1. Let’s first look at declining disposal
income, which dropped at an 8.4 percent annualized rate
(adjusted for inflation) from January through March 2013, compared with
an estimated 5.3 percent decrease. This was the biggest decline
since the third quarter of 2008. Real per capita disposable income is
now at a level below where it was two years ago – confirming the consumer is
getting pinched hard by payroll tax increase, low wages, and increased
prices for gas, food, and other necessities.
Friday, May 31st WSJ - Ahead of the Tape
column hit the nail on the head:
"The 3.3% growth in disposable personal income was
the lowest since such records began in 1959, excluding the 2009 swoon.
Stripping out December's surge in dividends and bonuses ahead of January's
tax increases, income rose by a little less than 3% in 2012. This year
is on track to be even slower.
Over the past five years through March, disposable
personal income has risen 10.5% in total. That is the worst pace on
record, reflecting not just a nasty recession but a lackluster
recovery. And it gets worse. Compensation from jobs increased only
8.2%, while investment income actually shrank 13.2% as the Federal
Reserve's bond-buying programs squeezed those relying on interest payments.

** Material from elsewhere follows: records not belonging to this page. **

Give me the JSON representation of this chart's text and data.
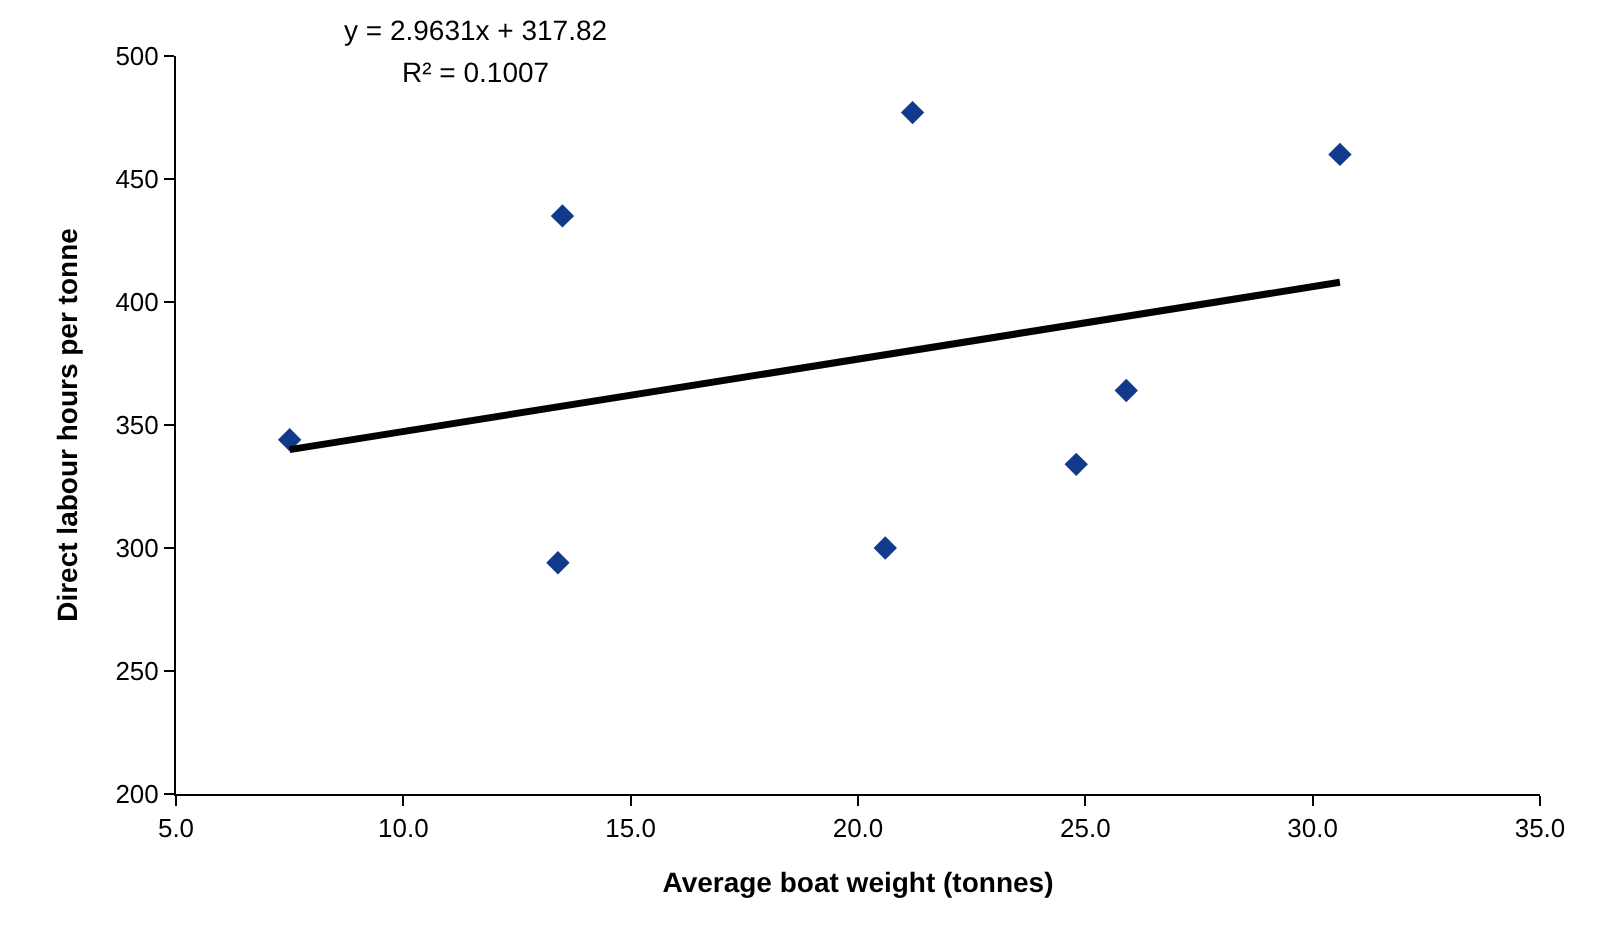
{
  "chart_data": {
    "type": "scatter",
    "xlabel": "Average boat weight (tonnes)",
    "ylabel": "Direct labour hours per tonne",
    "annotations": [
      "y = 2.9631x + 317.82",
      "R² = 0.1007"
    ],
    "series": [
      {
        "color": "#123a8c",
        "marker": "diamond",
        "x": [
          7.5,
          13.5,
          13.4,
          21.2,
          20.6,
          24.8,
          25.9,
          30.6
        ],
        "values": [
          344,
          435,
          294,
          477,
          300,
          334,
          364,
          460
        ]
      },
      {
        "type": "line",
        "color": "#000000",
        "marker": "none",
        "line_style": "solid",
        "x": [
          7.5,
          30.6
        ],
        "values": [
          340,
          408
        ]
      }
    ],
    "xlim": [
      5,
      35
    ],
    "xticks": [
      {
        "value": 5,
        "label": "5.0"
      },
      {
        "value": 10,
        "label": "10.0"
      },
      {
        "value": 15,
        "label": "15.0"
      },
      {
        "value": 20,
        "label": "20.0"
      },
      {
        "value": 25,
        "label": "25.0"
      },
      {
        "value": 30,
        "label": "30.0"
      },
      {
        "value": 35,
        "label": "35.0"
      }
    ],
    "ylim": [
      200,
      500
    ],
    "yticks": [
      200,
      250,
      300,
      350,
      400,
      450,
      500
    ]
  }
}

Offsetting this has been a 35.3% surge in government payments such as
Social Security and unemployment benefits."
2. Next, we examine the Declining
Labor Share of Income:
The declining labor share of overall national income is
one of the most striking trends of our time. Tali
Kristal in the American Sociological Review, argues that the decline was
in sectors with a large labor union presence.
3. Finally, we quote from a book review that
highlights the ever increasing wealth inequality in America
NYT
Book Review: A Nation, Its Seams Fraying - ‘The Unwinding,’ by George
Packer
The Unwinding” begins like a horror novel, which in some
regards it is. “No one can say when the unwinding began,” Mr. Packer
writes, “when the coil that held Americans together in its secure and
sometimes stifling grip first gave way.”
If you were born after 1960, Mr. Packer suggests, you
have spent much of your life watching structures long in place collapsing
— things like farms, factories, subdivisions and public schools on the one
hand, and “ways and means in Washington caucus rooms, taboos on New York
trading desks” and “manners and morals everywhere” on the other.
What has replaced them, he says,
is organized money, as well as a society in which “winners
win bigger than ever, floating away like bloated dirigibles, and losers have
a long way to fall before they hit bottom, and sometimes they never do.”
If a solitary fact can stand in for Mr. Packer’s
arguments in “The Unwinding,” it is probably this one, about the heirs to
Walton’s Wal-Mart fortune: “Eventually six of the surviving Waltons,” the author writes, “would have as much money
as the bottom 30 percent of Americans.”